Vector’s runtime model and how it manages concurrency
Vector’s runtime is a futures-based asynchronous runtime where nodes in Vector’s DAG topology model roughly map to asynchronous tasks that communicate via channels, all scheduled by the Tokio runtime.
Sources are tasks with an output channel. This interface is intentionally simple and favors internal composability to allow for maximum flexibility across Vector’s wide array of sources.
Transforms can both be tasks or stateless functions depending on their purpose.
Stateless function transforms are single operation transforms that do not maintain state across multiple events. For example, the
remap transform performs individual operations on events as they are received and immediately returns. This function-like simplificity allows them to be inlined at the source level to achieve our concurrency model.
Task transforms can optionally maintain state across multiple events.

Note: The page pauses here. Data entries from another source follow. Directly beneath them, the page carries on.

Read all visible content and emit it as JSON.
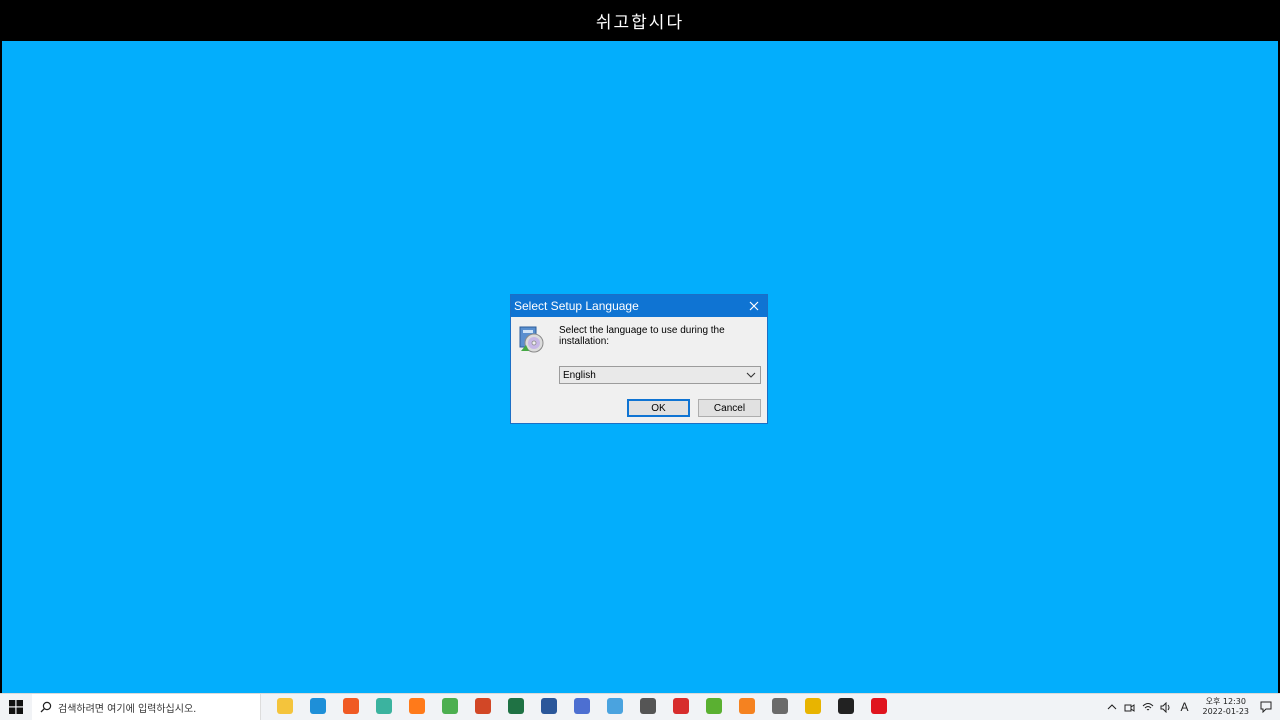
{
  "top_banner": {
    "text": "쉬고합시다"
  },
  "dialog": {
    "title": "Select Setup Language",
    "message": "Select the language to use during the installation:",
    "selected_language": "English",
    "ok_label": "OK",
    "cancel_label": "Cancel"
  },
  "taskbar": {
    "search_placeholder": "검색하려면 여기에 입력하십시오.",
    "apps": [
      {
        "name": "file-explorer-icon",
        "color": "#f4c43c"
      },
      {
        "name": "edge-icon",
        "color": "#1e8fd8"
      },
      {
        "name": "brave-icon",
        "color": "#f05a24"
      },
      {
        "name": "app-s-icon",
        "color": "#3bb39f"
      },
      {
        "name": "firefox-icon",
        "color": "#ff7a1a"
      },
      {
        "name": "chrome-icon",
        "color": "#4caf50"
      },
      {
        "name": "powerpoint-icon",
        "color": "#d24726"
      },
      {
        "name": "excel-icon",
        "color": "#1f7244"
      },
      {
        "name": "word-icon",
        "color": "#2b579a"
      },
      {
        "name": "app-h-icon",
        "color": "#4d6fd1"
      },
      {
        "name": "remote-desktop-icon",
        "color": "#4aa3df"
      },
      {
        "name": "search-tool-icon",
        "color": "#555555"
      },
      {
        "name": "app-se-icon",
        "color": "#d72d2d"
      },
      {
        "name": "app-green-icon",
        "color": "#5ab031"
      },
      {
        "name": "vlc-icon",
        "color": "#f58220"
      },
      {
        "name": "calculator-icon",
        "color": "#6b6b6b"
      },
      {
        "name": "chrome-alt-icon",
        "color": "#e8b400"
      },
      {
        "name": "sticky-notes-icon",
        "color": "#222222"
      },
      {
        "name": "opera-icon",
        "color": "#e0141e"
      }
    ],
    "ime_label": "A",
    "time_period": "오후",
    "time": "12:30",
    "date": "2022-01-23"
  }
}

Therefore, they run as separate tasks and cannot be inlined at the source level for concurrency. An example of task transform is the
dedupe transform, which maintains state to drop duplicate events.
Sinks are tasks with an input channel. This interface is intentionally simple and favors internal composability to allow for maximum flexibility. Sinks share a lot of infrastructure that make them easy and flexible to build. Such as streaming, batching, partitioning, networking, retries, and buffers.
Vector uses the Tokio runtime for task scheduling.
Nodes in Vector’s DAG topology communicate via channels. Edge nodes are customized channels with dynamic output control where back pressure is the default, but can be customized on a per-sink basis to shed load or persist to disk.